If I Were Doing the Hiring…

John Turturro

John Turturro

John Turturro’s fifth film as writer and director, “Fading Gigolo,” has a warm glow, as if it had been shot through honey, and tells a sweet story.  But to slightly adapt what my friend Jeff countered when I offered, “But he’s nice,” in defense of a mutual acquaintance: “Just nice indicates a personality stripped of other more interesting attributes”–sweet, too, is often unsatisfying.

Old friends Fiorvante (Turturro) and Murray (Woody Allen), the type of middle class New Yorkers that the city is abandoning (and will be poorer without), are struggling financially. Murray is closing his rare book store and Fiorvante, although he has an elegant eye for flowers and arrangements, is fearful his florist shop will also be shuttered soon.

But Murray has a plan to ease their economic instability.  Relaying his lovely derma- tologist’s confidence that she and a friend are seeking a man for a ménage à trios, he convinces an initially skeptical Fiorvante that he has what it takes.  And a ho is born.

Percentage wise, there are more working girls on the screen than on the street and invariably the fictional prostitutes are gorgeous and on display.  The johns are average, if not sweaty slobs. (Major exception: Richard Gere.)

In “Fading Gigolo” the looks roles have been reversed.  The clients are gorgeous: Sharon Stone, beautiful, of course, and she’s got gams, which figure prominently;  Sofia Vergara, working her high-end lingerie and Christian Louboutin sky high heels; and Vanessa Paradis, miscast as a widowed Hassidic Rebbetzin (even less believable as an Orthodox Jew than Renée Zellweger).  But Turturro (undeniably a great actor, appealing in many ways), and here kind, loyal, affectionate–and less undressed than the women–is boyfriend material. But if I were hiring my taste would run to Viggo (not “Virgil”–as Fiorvante rechristens himself when he assumes his new persona), Benicio, Olivier M., Daniel, or as a colleague volunteered, Mads. 

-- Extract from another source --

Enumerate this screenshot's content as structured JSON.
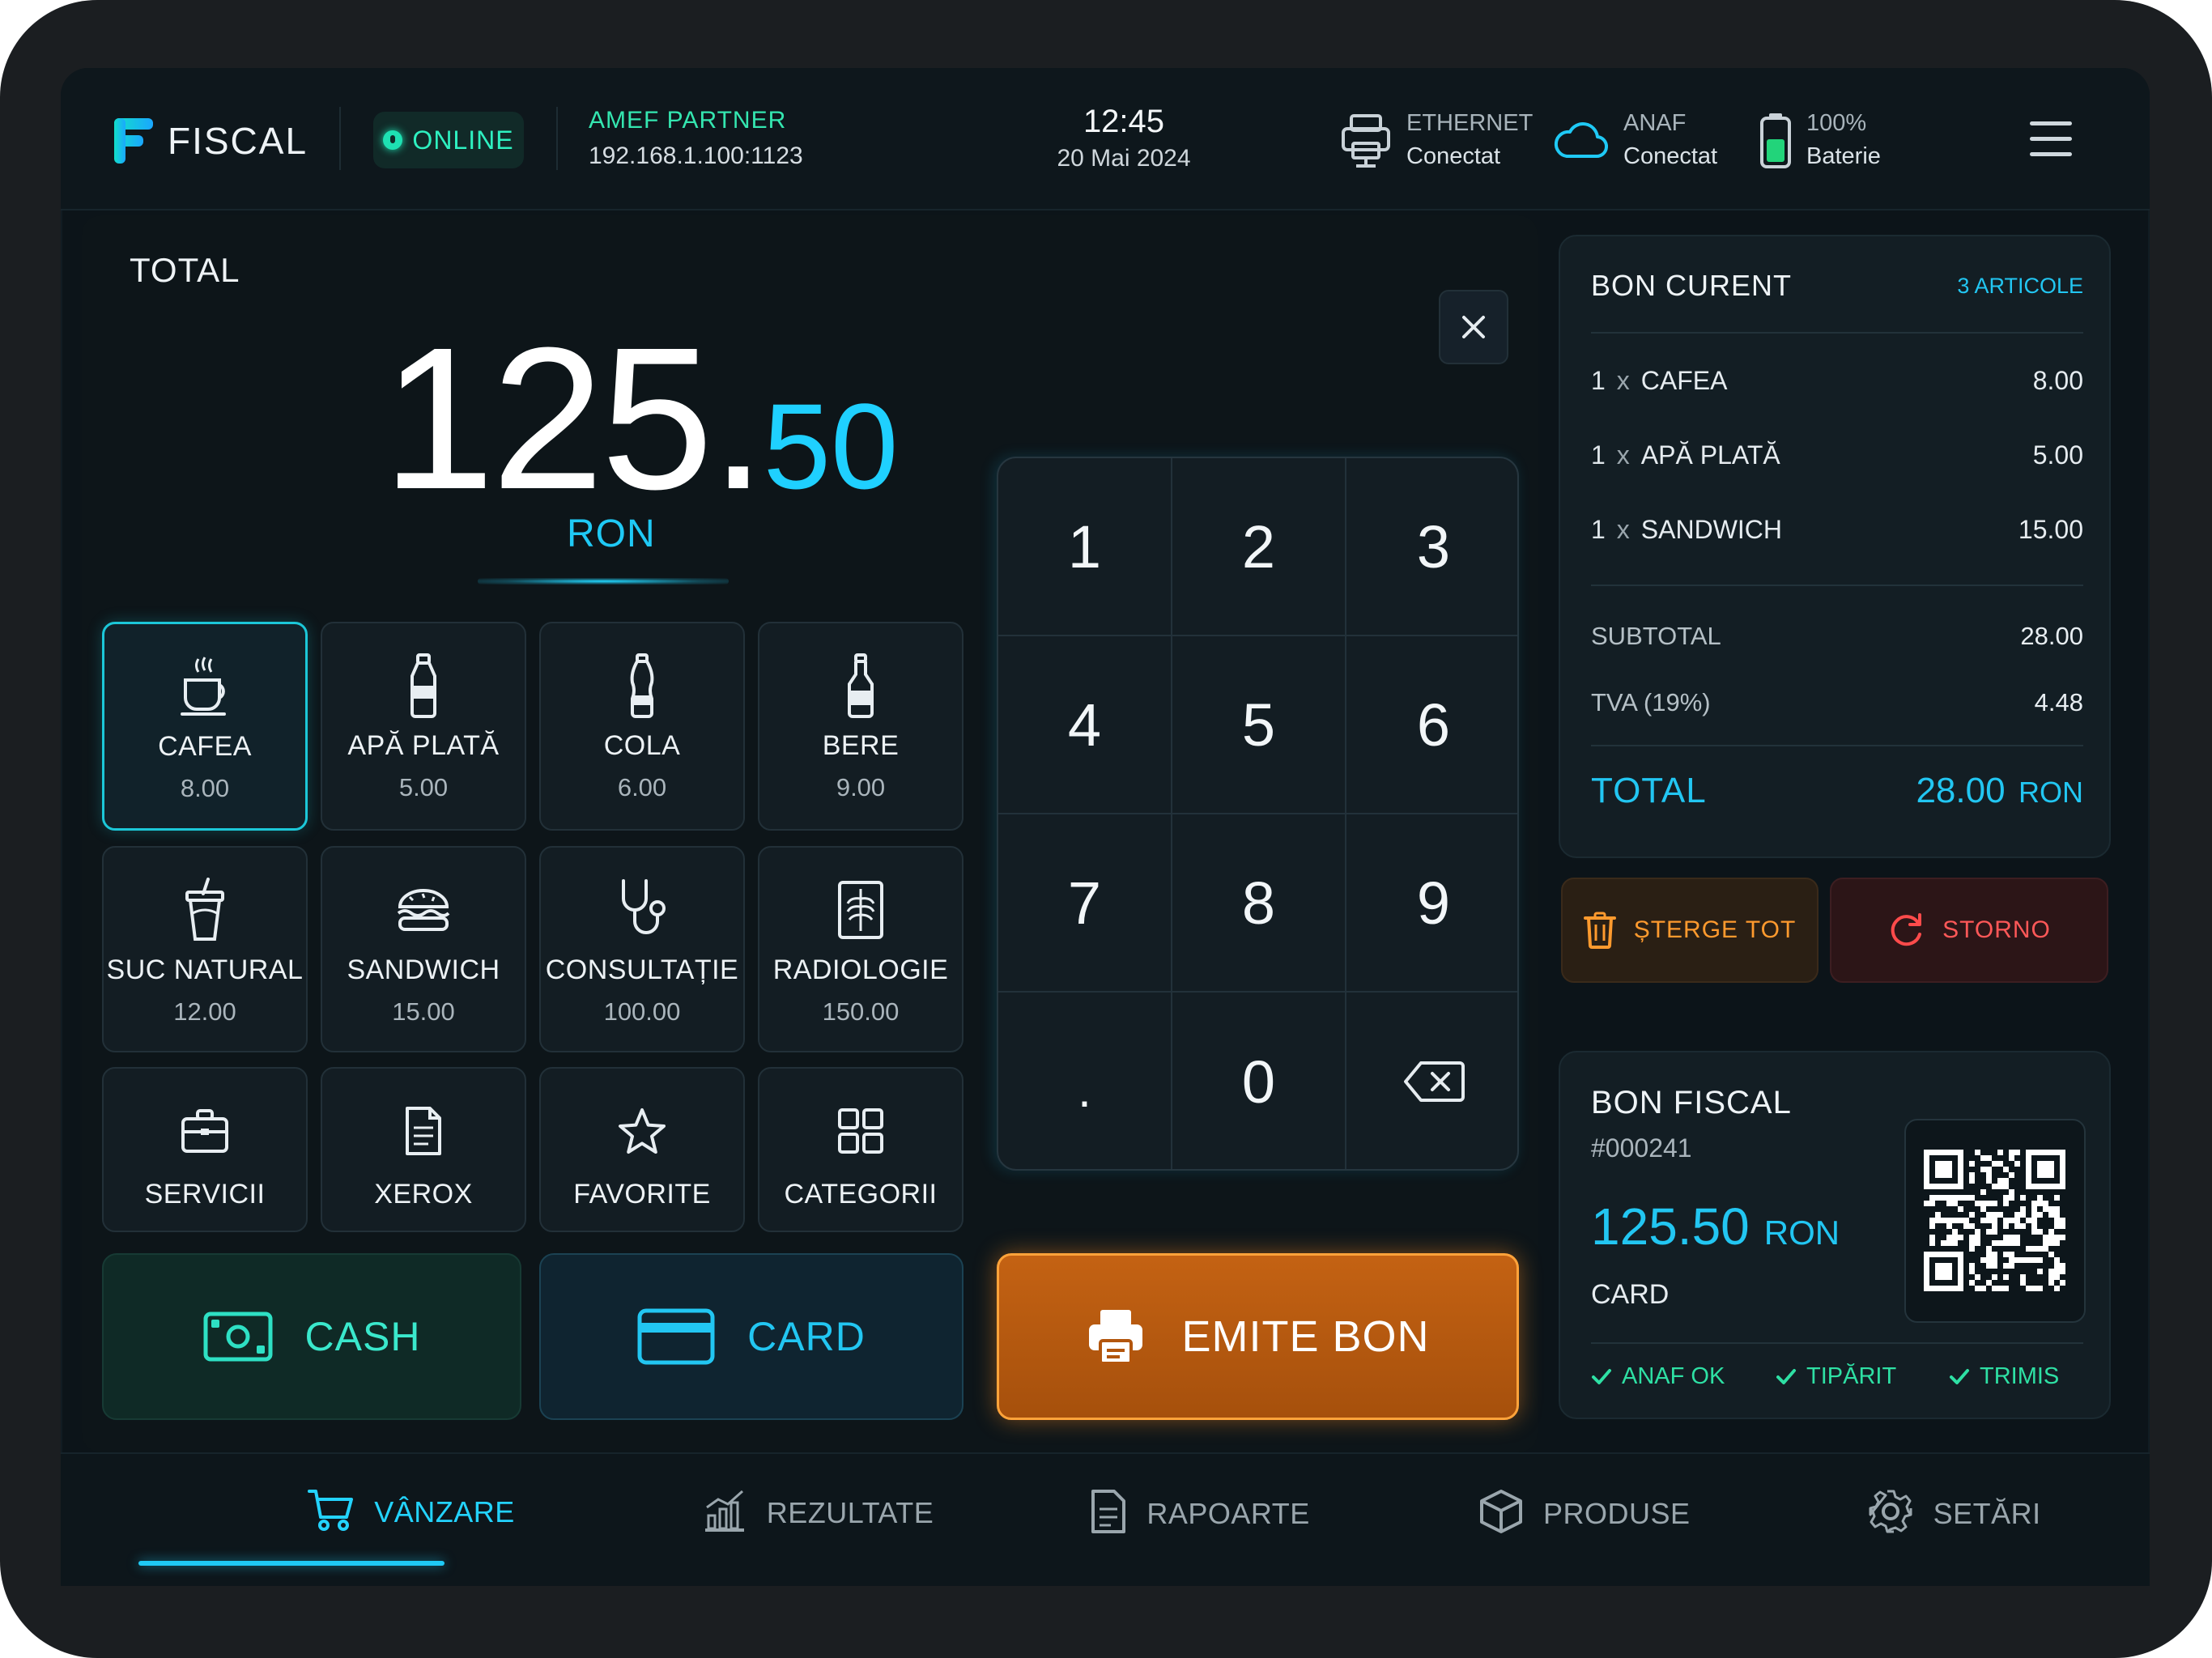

At the screening I attended, a famous (male) TV critic sitting in my row, laughed with delight at a character’s mishearing of acidic/Hassidic.  And I’ve read men, including the perennially funny ex-Ethicist (he’s still a good person, but no longer writes the column for the Times), Randy Cohen, in a description of his newest “Person, Place, Thing” podcast, a conversation with John Turturro, call the film very funny.  I respond readily to humor (Randy once referred to me as “an easy laugh”) but while the film has warmth (notably provided by amazing actress Tonya Pickins in a small role) to go with its sweetness, I  noticed few real laughs.  Maybe “Fading Gigolo” is a boy thing.

“Fading Gigolo” will open in theaters on Friday, April 18.